I would like to point out that despite my focus on the Risorgimento, Old Puglia is not a Bourbon apology. According to the authors the project began as a travel book, but because "almost nothing about the region has been published in English since the days of Norman Douglas and the Sitwells" they decided "to fill the gap by providing a simple readable account." (Old Puglia, xiii-xiv) They accomplished this with great success. The book is packed with many fascinating and memorable anecdotes normally left out of other histories, including captivating narratives about Paolo di Ribeco's uprising in Bari, King Ferrante's coronation at Barletta and the duel at Ostuni between Count Cosmo and Duke Petracone Caracciolo. I especially enjoyed the story about Don Cirò and his murderous cadre of revolutionaries who were hunted down and executed by the Bourbon Colonel Richard Church and his corps of Greek and Swiss irregulars.

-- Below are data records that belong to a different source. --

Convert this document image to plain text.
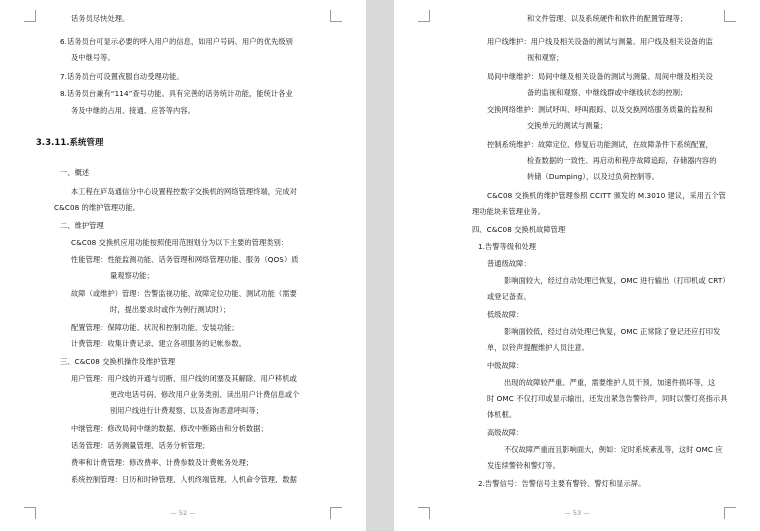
话务员尽快处理。
6.话务员台可显示必要的呼入用户的信息，如用户号码、用户的优先级别
及中继号等。
7.话务员台可设置夜服自动受理功能。
8.话务员台兼有“114”查号功能。具有完善的话务统计功能，能统计各业
务及中继的占用、接通、应答等内容。
3.3.11.系统管理
一、概述
本工程在庐岛通信分中心设置程控数字交换机的网络管理终端，完成对
C&C08 的维护管理功能。
二、维护管理
C&C08 交换机应用功能按照使用范围划分为以下主要的管理类别：
性能管理：性能监测功能、话务管理和网络管理功能、服务（QOS）质
量观察功能；
故障（或维护）管理：告警监视功能、故障定位功能、测试功能（需要
时，提出要求时或作为例行测试时）；
配置管理：保障功能、状况和控制功能、安装功能；
计费管理：收集计费记录、建立各项服务的记帐参数。
三、C&C08 交换机操作及维护管理
用户管理：用户线的开通与切断、用户线的闭塞及其解除、用户移机或
更改电话号码、修改用户业务类别、读出用户计费信息或个
别用户线进行计费观察、以及查询恶意呼叫等；
中继管理：修改局间中继的数据、修改中断路由和分析数据；
话务管理：话务测量管理、话务分析管理；
费率和计费管理：修改费率、计费参数及计费帐务处理；
系统控制管理：日历和时钟管理、人机终端管理、人机命令管理、数据
— 52 —
和文件管理、以及系统硬件和软件的配置管理等；
用户线维护：用户线及相关设备的测试与测量、用户线及相关设备的监
视和观察；
局间中继维护：局间中继及相关设备的测试与测量、局间中继及相关设
备的监视和观察、中继线群或中继线状态的控制；
交换网络维护：测试呼叫、呼叫跟踪、以及交换网络服务质量的监视和
交换单元的测试与测量；
控制系统维护：故障定位、修复后功能测试，在故障条件下系统配置，
检查数据的一致性、再启动和程序故障追踪，存储器内容的
转储（Dumping），以及过负荷控制等。
C&C08 交换机的维护管理参照 CCITT 颁发的 M.3010 建议，采用五个管
理功能块来管理业务。
四、C&C08 交换机故障管理
1.告警等级和处理
普通级故障：
影响面较大，经过自动处理已恢复，OMC 进行输出（打印机或 CRT）
或登记备查。
低级故障：
影响面较低，经过自动处理已恢复，OMC 正常除了登记还应打印发
单，以铃声提醒维护人员注意。
中级故障：
出现的故障较严重、严重，需要维护人员干预，加速件损坏等，这
时 OMC 不仅打印或显示输出，还发出紧急告警铃声，同时以警灯亮指示具
体机框。
高级故障：
不仅故障严重而且影响面大，例如：定时系统紊乱等，这时 OMC 应
发连续警铃和警灯等。
2.告警信号：告警信号主要有警铃、警灯和显示屏。
— 53 —
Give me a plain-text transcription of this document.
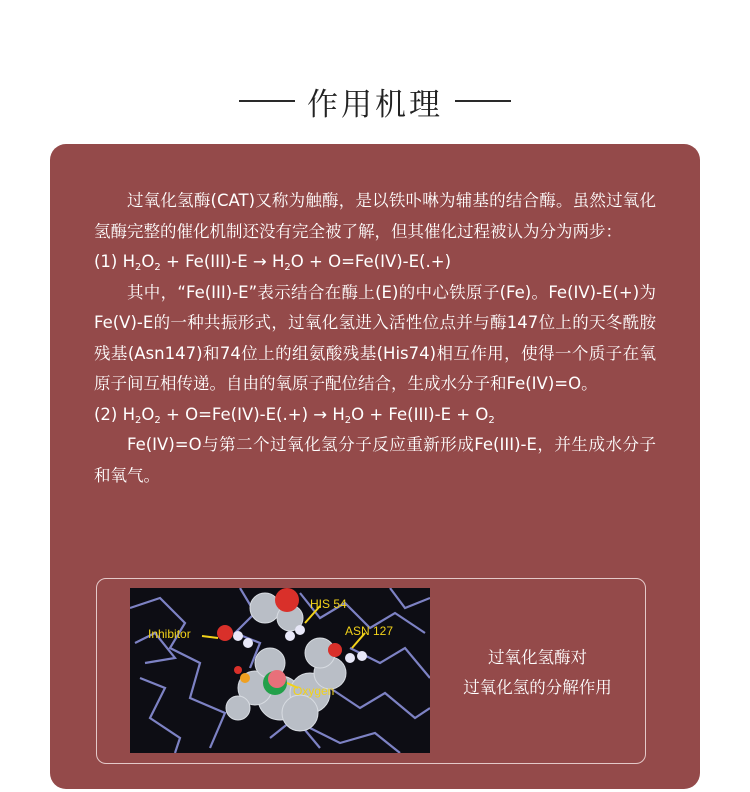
作用机理

过氧化氢酶(CAT)又称为触酶，是以铁卟啉为辅基的结合酶。虽然过氧化氢酶完整的催化机制还没有完全被了解，但其催化过程被认为分为两步：

(1) $H_2O_2 + Fe(III)-E \to H_2O + O=Fe(IV)-E(.+)$

其中，“Fe(III)-E”表示结合在酶上(E)的中心铁原子(Fe)。Fe(IV)-E(+)为Fe(V)-E的一种共振形式，过氧化氢进入活性位点并与酶147位上的天冬酰胺残基(Asn147)和74位上的组氨酸残基(His74)相互作用，使得一个质子在氧原子间互相传递。自由的氧原子配位结合，生成水分子和Fe(IV)=O。

(2) $H_2O_2 + O=Fe(IV)-E(.+) \to H_2O + Fe(III)-E + O_2$

Fe(IV)=O与第二个过氧化氢分子反应重新形成Fe(III)-E，并生成水分子和氧气。

HIS 54
ASN 127
Inhibitor
Oxygen
过氧化氢酶对
过氧化氢的分解作用
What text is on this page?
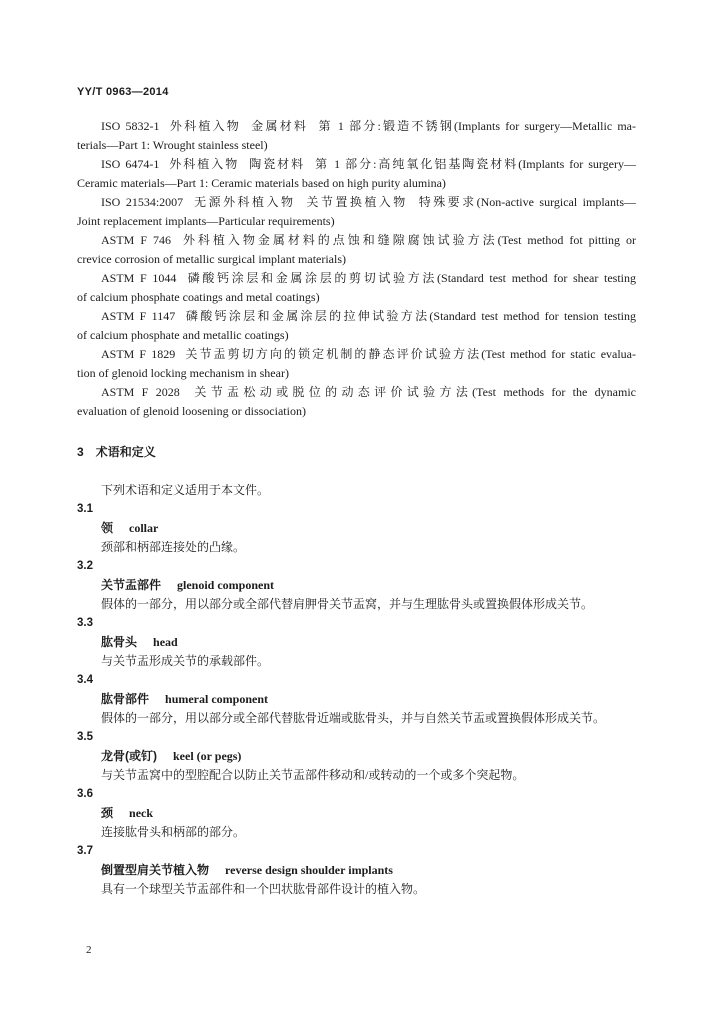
YY/T 0963—2014
ISO 5832-1  外科植入物  金属材料  第 1 部分:锻造不锈钢(Implants for surgery—Metallic ma-
terials—Part 1: Wrought stainless steel)
ISO 6474-1  外科植入物  陶瓷材料  第 1 部分:高纯氧化铝基陶瓷材料(Implants for surgery—
Ceramic materials—Part 1: Ceramic materials based on high purity alumina)
ISO 21534:2007  无源外科植入物  关节置换植入物  特殊要求(Non-active surgical implants—
Joint replacement implants—Particular requirements)
ASTM F 746  外科植入物金属材料的点蚀和缝隙腐蚀试验方法(Test method fot pitting or
crevice corrosion of metallic surgical implant materials)
ASTM F 1044  磷酸钙涂层和金属涂层的剪切试验方法(Standard test method for shear testing
of calcium phosphate coatings and metal coatings)
ASTM F 1147  磷酸钙涂层和金属涂层的拉伸试验方法(Standard test method for tension testing
of calcium phosphate and metallic coatings)
ASTM F 1829  关节盂剪切方向的锁定机制的静态评价试验方法(Test method for static evalua-
tion of glenoid locking mechanism in shear)
ASTM F 2028  关节盂松动或脱位的动态评价试验方法(Test methods for the dynamic
evaluation of glenoid loosening or dissociation)
3 术语和定义
下列术语和定义适用于本文件。
3.1
领 collar
颈部和柄部连接处的凸缘。
3.2
关节盂部件 glenoid component
假体的一部分，用以部分或全部代替肩胛骨关节盂窝，并与生理肱骨头或置换假体形成关节。
3.3
肱骨头 head
与关节盂形成关节的承载部件。
3.4
肱骨部件 humeral component
假体的一部分，用以部分或全部代替肱骨近端或肱骨头，并与自然关节盂或置换假体形成关节。
3.5
龙骨(或钉) keel (or pegs)
与关节盂窝中的型腔配合以防止关节盂部件移动和/或转动的一个或多个突起物。
3.6
颈 neck
连接肱骨头和柄部的部分。
3.7
倒置型肩关节植入物 reverse design shoulder implants
具有一个球型关节盂部件和一个凹状肱骨部件设计的植入物。
2
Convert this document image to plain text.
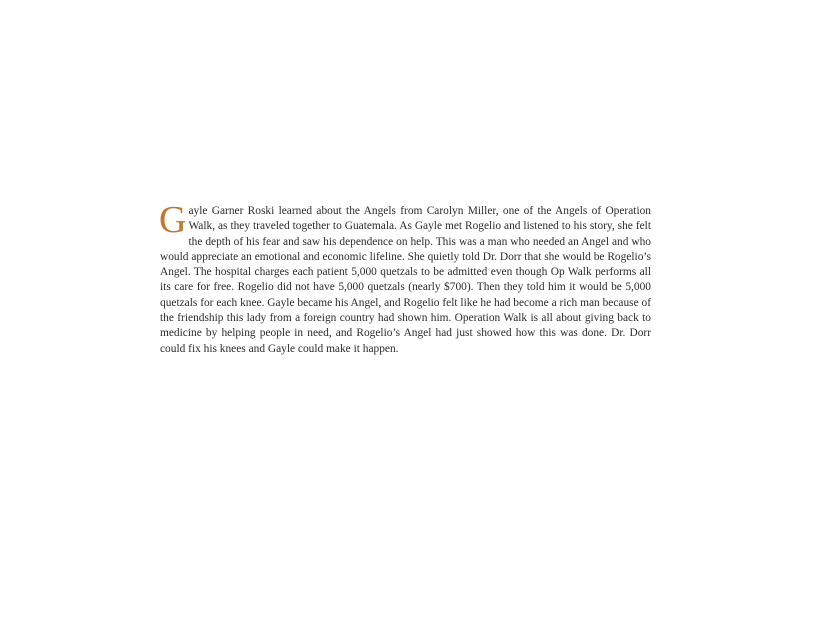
Gayle Garner Roski learned about the Angels from Carolyn Miller, one of the Angels of Operation Walk, as they traveled together to Guatemala. As Gayle met Rogelio and listened to his story, she felt the depth of his fear and saw his dependence on help. This was a man who needed an Angel and who would appreciate an emotional and economic lifeline. She quietly told Dr. Dorr that she would be Rogelio’s Angel. The hospital charges each patient 5,000 quetzals to be admitted even though Op Walk performs all its care for free. Rogelio did not have 5,000 quetzals (nearly $700). Then they told him it would be 5,000 quetzals for each knee. Gayle became his Angel, and Rogelio felt like he had become a rich man because of the friendship this lady from a foreign country had shown him. Operation Walk is all about giving back to medicine by helping people in need, and Rogelio’s Angel had just showed how this was done. Dr. Dorr could fix his knees and Gayle could make it happen.
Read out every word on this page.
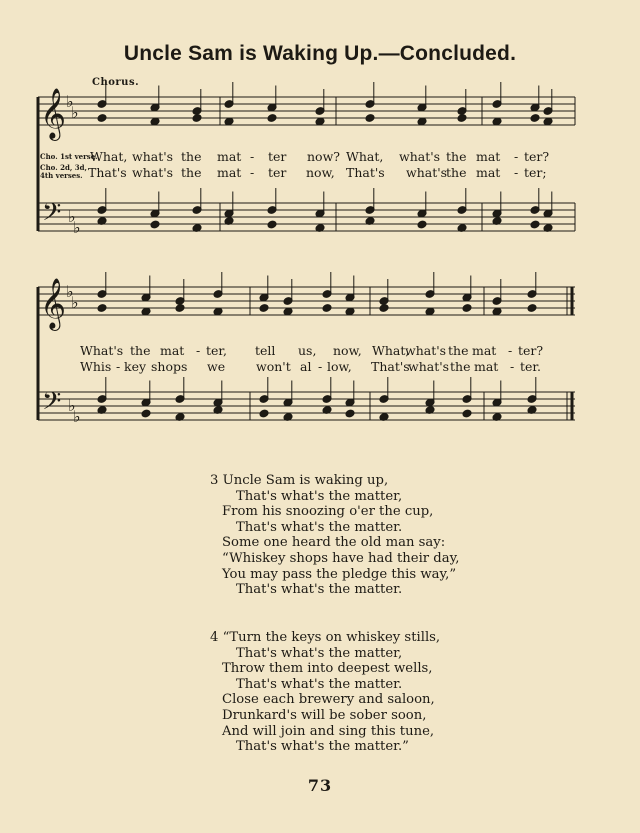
Uncle Sam is Waking Up.—Concluded.
Chorus.
𝄞 ♭
♭
𝄢 ♭
♭
𝄞 ♭
♭
𝄢 ♭
♭
Cho. 1st verse.
Cho. 2d, 3d,
4th verses.
What, what's the mat - ter now? What, what's the mat - ter?
That's what's the mat - ter now, That's what's
the mat - ter;
What's the mat - ter, tell us, now, What,
what's the mat - ter?
Whis - key shops we won't al - low, That's
what's the mat - ter.
3 Uncle Sam is waking up,
That's what's the matter,
From his snoozing o'er the cup,
That's what's the matter.
Some one heard the old man say:
“Whiskey shops have had their day,
You may pass the pledge this way,”
That's what's the matter.
4 “Turn the keys on whiskey stills,
That's what's the matter,
Throw them into deepest wells,
That's what's the matter.
Close each brewery and saloon,
Drunkard's will be sober soon,
And will join and sing this tune,
That's what's the matter.”
73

I highly recommend Old Puglia; it is well written, very entertaining and filled with a wealth of information. My only criticism (if you can call it that) is that 420 pages were not enough. I wanted more! Now I wish someone will write the story of "Old Campania," "Old Basilicata," "Old Molise," and the rest of Southern Italy with the same erudition and passion Seward and Mountgarret did for Puglia.